Pflegeeltern sein: Zwei Mamas und zwei Papas erzählen
Gleichgeschlechtliche Paare erzählen
Kevin und Josef, Alessandra und Marianne sind sich einig: Pflegeelternschaft ist eine echte Alternative für queere Paare mit Kinderwunsch. Wie sieht ihr Alltag aus? Wann zweifelten sie?
Kevin und Josef: «Das Kind stellt dein Leben auf den Kopf» An einem Dienstagnachmittag klappen Josef und Kevin ihre Computer auf: Kevin hat sich für das Interview aus dem Büro zugeschaltet – sein virtueller Hintergrund zeigt das Bild eines Krankenhauses.
Josef sitzt an einem Tisch, hinter ihm fällt Licht durchs Wohnzimmerfenster. Zwei Kinderköpfe schieben sich ins Bild. «Das sind Noel* und Olivia*», sagt Josef mit einem Lächeln, das verrät, wie verzückt er ist von diesen beiden Geschöpfen, die nun grossäugig in den Bildschirm schauen.
«Für uns fühlt es sich ganz normal an. Wir leben zusammen als Familie – und das sind wir auch»
Josef
Zwei Männer, zwei Pflegekinder – eine Familie: «Für uns fühlt es sich ganz normal an. Wir leben zusammen als Familie – und das sind wir auch», sagt Josef.
Kevin und Josef sind seit zwölf Jahren ein Paar und seit fast zwei Jahren Pflegeväter. «Wir mögen Kinder sehr. Eine Leihmutterschaft kam für uns nie infrage – vor allem aus ethischen, aber auch finanziellen Gründen», erklärt Josef.
Damals war eine Adoption noch keine Option, weil die «Ehe für alle» noch nicht galt. Auf das Thema Pflegekinder stiess Kevin durch Zufall. Ein guter Freund erzählte ihm von einem lesbischen Paar mit Pflegekind.
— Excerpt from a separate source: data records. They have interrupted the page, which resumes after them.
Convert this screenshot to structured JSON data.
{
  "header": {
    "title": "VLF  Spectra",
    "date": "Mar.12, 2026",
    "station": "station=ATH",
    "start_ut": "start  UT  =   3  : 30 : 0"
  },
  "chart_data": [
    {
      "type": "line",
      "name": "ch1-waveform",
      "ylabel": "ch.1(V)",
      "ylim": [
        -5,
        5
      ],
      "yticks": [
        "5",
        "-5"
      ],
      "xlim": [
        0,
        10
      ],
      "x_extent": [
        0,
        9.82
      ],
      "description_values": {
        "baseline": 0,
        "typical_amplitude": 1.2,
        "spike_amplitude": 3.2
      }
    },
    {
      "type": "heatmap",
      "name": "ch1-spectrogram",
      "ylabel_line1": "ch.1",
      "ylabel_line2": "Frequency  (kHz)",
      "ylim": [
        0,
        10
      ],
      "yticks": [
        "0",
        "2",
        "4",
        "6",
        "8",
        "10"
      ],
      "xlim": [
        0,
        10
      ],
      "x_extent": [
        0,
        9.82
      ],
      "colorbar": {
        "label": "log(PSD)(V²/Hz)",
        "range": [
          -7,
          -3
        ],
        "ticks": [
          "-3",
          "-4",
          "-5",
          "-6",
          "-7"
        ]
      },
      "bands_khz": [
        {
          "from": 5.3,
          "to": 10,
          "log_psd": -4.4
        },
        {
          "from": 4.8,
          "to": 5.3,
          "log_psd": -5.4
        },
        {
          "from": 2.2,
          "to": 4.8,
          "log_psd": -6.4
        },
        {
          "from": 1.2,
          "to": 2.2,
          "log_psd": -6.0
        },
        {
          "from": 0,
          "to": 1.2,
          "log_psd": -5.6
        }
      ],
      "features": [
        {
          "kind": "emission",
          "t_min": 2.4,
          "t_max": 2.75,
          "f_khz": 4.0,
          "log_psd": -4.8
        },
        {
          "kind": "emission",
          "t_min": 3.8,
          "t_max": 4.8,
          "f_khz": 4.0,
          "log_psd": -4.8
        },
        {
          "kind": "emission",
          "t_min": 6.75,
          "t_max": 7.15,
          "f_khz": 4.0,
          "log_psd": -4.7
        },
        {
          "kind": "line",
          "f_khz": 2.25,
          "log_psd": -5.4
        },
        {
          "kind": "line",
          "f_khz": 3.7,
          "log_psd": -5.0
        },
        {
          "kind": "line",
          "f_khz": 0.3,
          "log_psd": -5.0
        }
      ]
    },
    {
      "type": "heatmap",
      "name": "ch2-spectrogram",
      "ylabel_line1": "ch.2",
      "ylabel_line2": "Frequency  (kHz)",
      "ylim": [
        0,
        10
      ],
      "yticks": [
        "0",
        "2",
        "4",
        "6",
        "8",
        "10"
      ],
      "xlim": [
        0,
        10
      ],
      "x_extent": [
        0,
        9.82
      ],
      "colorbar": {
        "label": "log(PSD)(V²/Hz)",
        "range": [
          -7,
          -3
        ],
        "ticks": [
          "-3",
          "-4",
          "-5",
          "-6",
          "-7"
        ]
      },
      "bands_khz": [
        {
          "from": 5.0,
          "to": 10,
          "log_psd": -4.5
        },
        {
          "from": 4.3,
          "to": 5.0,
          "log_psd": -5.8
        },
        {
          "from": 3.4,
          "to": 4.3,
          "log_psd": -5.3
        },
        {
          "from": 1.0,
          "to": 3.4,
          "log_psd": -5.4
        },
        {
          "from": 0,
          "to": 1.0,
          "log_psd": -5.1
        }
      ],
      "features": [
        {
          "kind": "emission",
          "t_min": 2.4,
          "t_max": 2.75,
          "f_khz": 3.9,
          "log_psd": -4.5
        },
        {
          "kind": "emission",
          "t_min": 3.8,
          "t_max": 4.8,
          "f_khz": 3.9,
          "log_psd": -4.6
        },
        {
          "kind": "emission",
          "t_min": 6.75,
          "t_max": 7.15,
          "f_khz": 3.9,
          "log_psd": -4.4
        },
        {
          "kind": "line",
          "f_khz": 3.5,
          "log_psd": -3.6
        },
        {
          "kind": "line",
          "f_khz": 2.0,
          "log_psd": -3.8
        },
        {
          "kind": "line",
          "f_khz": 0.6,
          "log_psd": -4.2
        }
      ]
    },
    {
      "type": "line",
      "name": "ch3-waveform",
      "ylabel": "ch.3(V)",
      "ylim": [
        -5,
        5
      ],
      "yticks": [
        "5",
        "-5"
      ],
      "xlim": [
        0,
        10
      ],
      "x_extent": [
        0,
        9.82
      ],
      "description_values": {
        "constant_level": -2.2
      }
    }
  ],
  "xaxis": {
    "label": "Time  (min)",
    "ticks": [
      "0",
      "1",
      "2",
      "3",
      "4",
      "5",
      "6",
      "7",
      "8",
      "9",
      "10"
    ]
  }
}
«Das war für mich ein Aha-Moment – es ist also möglich, auch als gleichgeschlechtliches Paar ein Pflegekind aufzunehmen.»
Kevin
«Das war für mich ein Aha-Moment – es ist also möglich, auch als gleichgeschlechtliches Paar ein Pflegekind aufzunehmen.» Gleichzeitig konnten sie Kevins Elternhaus übernehmen und renovieren – ein idealer Ort für eine Familie.
Eine Internetsuche führte sie zur Fachstelle Kinderbetreuung Luzern, die in der Zentralschweiz Pflegefamilien betreut. Kevin und Josef besuchten eine Infoveranstaltung. «Ich habe direkt gefragt: Ist es ein Problem, dass wir ein schwules Paar sind?», erinnert sich Kevin. «Sie haben sofort gesagt: Nein, warum auch?» Also bewarben sie sich.
Wie bei vielen Pflegeeltern kam es noch vor Ende der Schulung zur Aufnahme eines Pflegekindes. Im September 2023 kam die acht Monate alte Olivia zu ihnen, ein Jahr später folgte Baby Noel. «Zwar gibt es vorher eine längere Kennenlernphase, dennoch wird dir das Pflegekind eines Tages an der Haustür übergeben. Dann wird sie geschlossen. Und dann musst du schauen», sagt Josef.
«Es stellt dein Leben auf den Kopf. Im Gegensatz zur Schwangerschaft kommt ein Pflegekind plötzlich und der emotionale Bezug ist nicht sofort da»
Kevin
Während Mutter und Kind neun Monate lang verbunden sind und dabei eine Beziehung entsteht, lernen sich Pflegekind und -eltern später kennen. Das braucht Zeit. Für Kevin und Josef war es die sensibelste Phase – und die einzige, in der sie kurz zweifelten. «Es stellt dein Leben auf den Kopf. Im Gegensatz zur Schwangerschaft kommt ein Pflegekind plötzlich und der emotionale Bezug ist nicht sofort da», sagt Kevin.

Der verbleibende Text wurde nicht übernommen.